Sunday, January 27, 2008

As Mind Goes Round

young mindful movements
Originally uploaded by d nelson

Misty fog greets these Plum Village, winter retreat days, freshly moistening me and everything else outside. My heart beats joyfully, walking from Upper to Lower Hamlet in this star-lit, early morning darkness. The Assembly of Stars meditation hall is set up with purple mats and cushions arranged in rows, facing forward towards the alter and large stained glass colorfully depicting the Buddha, his father, and the buffalo boy. Translation boxes for French and English are available for our mini jacks. We are treated to inspiring, poetic and profound teachings by Thich Nhat Hanh, today in Vietnamese. For more images click on the one above.

A series of talks is given to the monastic and lay sangha on the Golden Lion lesson from the Avatamsaka Sutra; a fascinating Buddhist scripture depicting the path of the Bodhisattva and a mystical vision of Reality. The essence of these talks is Inter-being, emptiness, the one contains the all, and, eternity is present in each moment. The five teachings from ten schools of Buddhism are skillfully compared. We sit in gratitude as Thay convincingly details the argument that the mind is like a painter, creating the images and colors of our individual and collective consciousness. Whether we see heaven or hell is up to us; we can paint it beautifully or ugly.

Comparing the Buddhist and Christian perspectives on the purpose of our existence was also inspiring. Thay detailed how in western thinking God created humans and the rest of the universe from nothing, with the aim of doing His will. There will be a judgement, and an end. While in the eastern perspective we come from a beginning-less beginning, where time and space are simply constructs of the mind, and there is no end, only continuation. Our purpose is karma, the continuation of actions. We have actions of body, speech and mind. Our mind action is motivated by intention, and the history of our intention is now our way of looking. So often what we see is a misperception. “Are you sure?” That is why the first way out of suffering is right view. Recognizing our nature of inter-being. Choosing the Kingdom of God, in this moment, rather than the hell realms. We are already what we seek. I can come back to my state of happiness, well-being and peace, and not keep looking for these things somewhere in the future. I can have hope that those I know, and those who I don’t know, can also find peace in themselves, and in the world, now, and not in another life.

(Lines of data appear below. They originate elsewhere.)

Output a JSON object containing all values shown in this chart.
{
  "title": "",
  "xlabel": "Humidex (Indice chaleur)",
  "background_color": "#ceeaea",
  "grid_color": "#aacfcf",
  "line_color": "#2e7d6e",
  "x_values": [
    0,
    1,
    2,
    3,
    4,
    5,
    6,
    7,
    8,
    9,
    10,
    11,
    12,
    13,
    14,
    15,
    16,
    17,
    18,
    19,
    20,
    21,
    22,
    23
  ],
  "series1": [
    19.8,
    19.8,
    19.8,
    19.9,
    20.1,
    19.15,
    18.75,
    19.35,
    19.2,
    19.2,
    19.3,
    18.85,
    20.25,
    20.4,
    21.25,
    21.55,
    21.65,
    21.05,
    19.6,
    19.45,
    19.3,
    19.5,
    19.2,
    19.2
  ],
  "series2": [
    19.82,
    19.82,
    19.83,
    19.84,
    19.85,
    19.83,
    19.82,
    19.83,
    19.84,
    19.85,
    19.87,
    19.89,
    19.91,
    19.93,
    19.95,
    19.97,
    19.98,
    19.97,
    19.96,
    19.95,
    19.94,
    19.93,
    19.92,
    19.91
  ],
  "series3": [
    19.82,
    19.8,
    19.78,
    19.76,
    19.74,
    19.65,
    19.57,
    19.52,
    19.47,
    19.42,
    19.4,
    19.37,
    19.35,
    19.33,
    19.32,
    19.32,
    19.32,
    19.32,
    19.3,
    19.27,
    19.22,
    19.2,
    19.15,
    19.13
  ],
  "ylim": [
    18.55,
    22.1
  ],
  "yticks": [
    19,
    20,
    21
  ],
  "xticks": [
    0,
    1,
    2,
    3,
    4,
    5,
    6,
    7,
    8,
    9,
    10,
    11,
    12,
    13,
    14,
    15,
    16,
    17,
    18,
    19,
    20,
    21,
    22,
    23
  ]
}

Many precious walking meditation opportunities with Thay and the sangha, weekly, even in the rain, over brown and grey oak leaves, which had been green, majestically held up to the sky when I was last here in August. We kept fit with mindful movements, stretching and strengthening. The winter retreat each week had formal and informal lunches, which ended with compassionate prayers and chanting the three refuges for the sick and the dead. Quite a privilege for me to be refreshed in France with so many friends. Thay will be in Hanoi this May; another chance to visit with happy friends.